Lua had a better idea. “I said we were considering a remix of ‘Hawai,’ and The Weeknd is on our list.”
Literally minutes later, Slaiby called back and said The Weeknd loved “Hawái” and was already thinking up ideas for the song.
“I was in Miami catching up with my close friend Yovanna Ventura [the model in the music video] and she played me the song and I absolutely loved it,” The Weekend tells Billboard. “I was inspired so I reached out and it was an easy answer from me when I was asked to get on the track.”
“He asked me for the stems and the [vocal] reference,” says Lua. “We started a group chat with Juan Luis [Maluma] and Abel [The Weeknd], and that same evening, Juan Luis told me Abel had sent him some rough vocals.”
Lua and Kolm then called Gallardo and Sony Music Latin Iberia Chairman Afo Verde and said they had news.
“We had a Zoom call, and we were floored,” says Gallardo. “The Weeknd is the most listened to artist on Spotify. Juan Luis’ dream of recording literally with the top artist in the world was a reality.”

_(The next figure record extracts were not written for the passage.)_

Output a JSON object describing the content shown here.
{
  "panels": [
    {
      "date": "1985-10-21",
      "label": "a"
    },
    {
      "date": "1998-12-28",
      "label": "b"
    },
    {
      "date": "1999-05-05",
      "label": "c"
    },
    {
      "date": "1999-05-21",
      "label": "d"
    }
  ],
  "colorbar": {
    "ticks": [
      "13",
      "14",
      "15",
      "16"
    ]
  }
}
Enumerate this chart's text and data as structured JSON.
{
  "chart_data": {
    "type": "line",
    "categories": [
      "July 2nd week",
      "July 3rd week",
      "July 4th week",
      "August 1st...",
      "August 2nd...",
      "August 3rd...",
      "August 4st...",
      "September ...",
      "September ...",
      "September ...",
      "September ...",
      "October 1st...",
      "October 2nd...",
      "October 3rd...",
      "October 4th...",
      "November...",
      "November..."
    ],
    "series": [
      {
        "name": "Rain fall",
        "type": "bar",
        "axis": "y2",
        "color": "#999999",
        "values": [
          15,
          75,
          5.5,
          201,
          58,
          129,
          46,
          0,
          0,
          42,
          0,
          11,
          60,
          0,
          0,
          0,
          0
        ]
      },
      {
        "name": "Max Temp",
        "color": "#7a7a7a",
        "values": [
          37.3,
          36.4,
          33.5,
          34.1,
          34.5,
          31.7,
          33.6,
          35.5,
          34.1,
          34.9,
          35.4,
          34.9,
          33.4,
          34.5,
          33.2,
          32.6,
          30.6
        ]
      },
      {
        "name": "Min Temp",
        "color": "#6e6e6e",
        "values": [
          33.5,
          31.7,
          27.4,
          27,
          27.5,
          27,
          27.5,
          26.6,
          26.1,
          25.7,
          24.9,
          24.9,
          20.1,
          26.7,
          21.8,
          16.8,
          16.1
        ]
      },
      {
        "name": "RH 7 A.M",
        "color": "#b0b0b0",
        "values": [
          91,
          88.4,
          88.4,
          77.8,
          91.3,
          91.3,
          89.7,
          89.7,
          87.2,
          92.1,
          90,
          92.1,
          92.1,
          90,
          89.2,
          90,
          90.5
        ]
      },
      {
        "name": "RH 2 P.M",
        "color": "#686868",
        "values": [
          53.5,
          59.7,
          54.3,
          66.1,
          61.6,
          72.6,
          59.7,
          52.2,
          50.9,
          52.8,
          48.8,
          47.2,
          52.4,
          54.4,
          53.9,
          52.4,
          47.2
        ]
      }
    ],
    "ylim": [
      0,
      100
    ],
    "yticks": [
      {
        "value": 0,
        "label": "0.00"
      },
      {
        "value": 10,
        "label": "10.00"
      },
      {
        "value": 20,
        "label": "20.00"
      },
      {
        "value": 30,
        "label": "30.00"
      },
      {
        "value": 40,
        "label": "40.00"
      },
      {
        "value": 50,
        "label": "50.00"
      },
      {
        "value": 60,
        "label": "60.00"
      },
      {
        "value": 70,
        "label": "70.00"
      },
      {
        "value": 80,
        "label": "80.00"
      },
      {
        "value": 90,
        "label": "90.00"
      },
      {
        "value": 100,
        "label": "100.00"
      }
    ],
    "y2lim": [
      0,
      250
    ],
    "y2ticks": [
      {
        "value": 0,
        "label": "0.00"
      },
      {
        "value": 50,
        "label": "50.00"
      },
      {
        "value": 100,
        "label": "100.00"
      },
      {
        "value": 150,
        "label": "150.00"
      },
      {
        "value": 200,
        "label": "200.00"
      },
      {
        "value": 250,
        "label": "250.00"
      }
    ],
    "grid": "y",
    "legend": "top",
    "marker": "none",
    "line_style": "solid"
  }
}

[Editor’s note: This week, The Weeknd is No. 2 following Ariana Grande’s album release]
Verde and Gallardo called Peter Edge at RCA to see if he would be interested in releasing the track with Sony Music Latin. Meantime, Lua asked Slaiby for availability for the video shoot, and two weeks later, assembled the original video crew, including director Jessy Terrero and model Yoanna Ventura, and shot the video in Los Angeles.
It was delivered to Sony the night before release.
The release time — noon — was strategically decided upon to take into account Maluma and The Weeknd’s global appeal.
“We want the West Coast to be up, and for it not to be too late for the Middle Eastern and Asian fans,” explains Lua. Everything, he admits, was fast. “But, it’s a game changer. These are game-changing moments.”
For The Weekend, there was a plus:
“Big shout out to Maluma for allowing me to try out my Spanish on the song!” he says.